341. Telegram From the President’s Special Assistant (Rostow) to President Johnson in Texas1

CAP 67454. Ed Ritchie called and discussed at length the problem raised in U.S.-Canadian relations by the press leaks; Parliamentary discussion of your views; etc.

He said he is deeply disturbed because literally in the next days the closest and most confident collaboration between the President and the Prime Minister might make the difference between war and peace in the Middle East.

He is anxious to find a way for you to indicate that the incident is past and you are ready to do normal business with the Prime Minister.

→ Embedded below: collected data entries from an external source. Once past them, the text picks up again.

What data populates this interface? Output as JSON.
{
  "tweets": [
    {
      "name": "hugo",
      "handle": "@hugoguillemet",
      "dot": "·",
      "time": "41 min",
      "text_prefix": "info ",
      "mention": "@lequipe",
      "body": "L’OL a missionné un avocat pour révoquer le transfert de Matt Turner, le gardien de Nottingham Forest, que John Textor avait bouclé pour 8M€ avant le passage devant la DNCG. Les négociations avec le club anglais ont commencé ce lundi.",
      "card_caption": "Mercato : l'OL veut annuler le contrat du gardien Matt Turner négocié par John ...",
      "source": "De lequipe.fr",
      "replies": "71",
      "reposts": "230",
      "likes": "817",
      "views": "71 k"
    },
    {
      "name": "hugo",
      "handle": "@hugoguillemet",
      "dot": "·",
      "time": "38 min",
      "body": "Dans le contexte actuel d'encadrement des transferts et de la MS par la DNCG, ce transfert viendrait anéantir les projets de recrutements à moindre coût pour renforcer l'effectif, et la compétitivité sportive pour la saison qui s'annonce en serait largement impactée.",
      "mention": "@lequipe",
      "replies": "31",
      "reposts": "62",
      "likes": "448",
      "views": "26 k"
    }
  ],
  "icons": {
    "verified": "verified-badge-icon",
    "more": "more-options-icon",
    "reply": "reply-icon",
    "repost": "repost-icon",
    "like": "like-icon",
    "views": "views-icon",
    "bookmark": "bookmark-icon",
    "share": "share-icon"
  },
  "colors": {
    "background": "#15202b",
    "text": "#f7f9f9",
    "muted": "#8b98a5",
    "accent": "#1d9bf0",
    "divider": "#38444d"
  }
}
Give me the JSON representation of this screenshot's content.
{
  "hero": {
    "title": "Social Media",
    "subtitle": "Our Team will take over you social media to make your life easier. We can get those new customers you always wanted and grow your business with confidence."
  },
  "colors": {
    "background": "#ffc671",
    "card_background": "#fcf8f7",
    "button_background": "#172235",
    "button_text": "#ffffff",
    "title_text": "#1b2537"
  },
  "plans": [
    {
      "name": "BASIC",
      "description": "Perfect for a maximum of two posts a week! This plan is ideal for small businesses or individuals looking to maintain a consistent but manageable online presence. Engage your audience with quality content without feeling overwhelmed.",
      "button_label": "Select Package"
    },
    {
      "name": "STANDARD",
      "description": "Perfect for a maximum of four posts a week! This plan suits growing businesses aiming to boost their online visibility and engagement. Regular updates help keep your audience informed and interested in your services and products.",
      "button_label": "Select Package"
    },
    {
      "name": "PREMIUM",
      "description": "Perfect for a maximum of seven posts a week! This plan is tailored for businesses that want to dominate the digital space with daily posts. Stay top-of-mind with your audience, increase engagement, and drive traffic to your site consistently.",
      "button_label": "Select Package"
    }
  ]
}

He later decided to put his side of the conversation in a personal and confidential letter to me, which follows.

[Page 720]

Personal and Confidential

May 27, 1967

Walt:

Here is a recap of my side of our telephone conversation this morning in case it may be of any use to you:

1.
Neither of them can really afford to leave things where they now are. It would be a pity to lose any of the value of the good talk which they had at Harrington Lake.2 It would be a tragedy if anything were to stand in the way of fully effective collaboration between them. There may not be much time to try to set things straight.
  • —The press is beginning to detect some difference between them as evidenced by stories in the paper this morning.
  • —The President and the Prime Minister may have to collaborate very soon, even before this weekend is out.
2.
So far as the record is concerned
(A)
We were not the ones who made the visit so rushed that some loose ends were inevitably left which could give rise to misunderstanding. The unavoidable rushed nature of the visit also meant that press arrangements were less than ideal and in particular that there was little time to prepare any joint communiqué.3
(B)
On the night before the visit
  • —The first leak did not come from us. (Apart from anything else we knew nothing of the helicopters mentioned in that first story.)
  • —When a story appeared which you thought should be qualified by some indication from us that the visit was not definite
  • —We got in touch with UPI and other bureaus. This was not without considerable embarrassment for us since the press were bound to think the next day that we had misled them when they were summoned hastily to get to the airport.
  • —During the night we got a message back to the White House Situation Room for you and the President.
(C)
After the visit, when the first troublesome story came out about the President’s alleged intention to propose a Quadripartite meeting, the Prime Minister’s office issued a denial which, I understand, was checked out with the White House press office. (Even the first stories out of Ottawa emphasized that no decisions had been made.)
(D)
In the Prime Minister’s statement to the House4 he answered questions and he seemed to me to confine himself pretty well to either [Page 721] what the President had said publicly a few days before (right of innocent passage) or what seemed most natural in the Middle East situation (U.N. aspect). (When the Prime Minister spoke about “agreement” he seems pretty clearly to have meant simply agreement of views and not of course any formal agreement.)
3.
It might be hoped that in view of all that’s involved the President might find that after reading the actual text of the exchange in the House of Commons things now look rather different.

Ed Ritchie

Since the Canadians may be key at both the UN and in the maritime business,5 you may wish to consider a call to him at some stage, simply asking his views on what’s going on in New York—or whatever.

  1. Source: Johnson Library, National Security File, Country File, Canada, Vol. 5. Confidential. Received at the LBJ Ranch at 4:50 p.m.
  2. See Document 340.
  3. For text, see Public Papers of the Presidents of the United States: Lyndon B. Johnson, 1967, Book I, pp. 576-577.
  4. May 25.
  5. Apparent reference to the Johnson administration’s plan to place the Maritime Administration in the newly-created Department of Transportation. The move was defeated by Congress on August 30.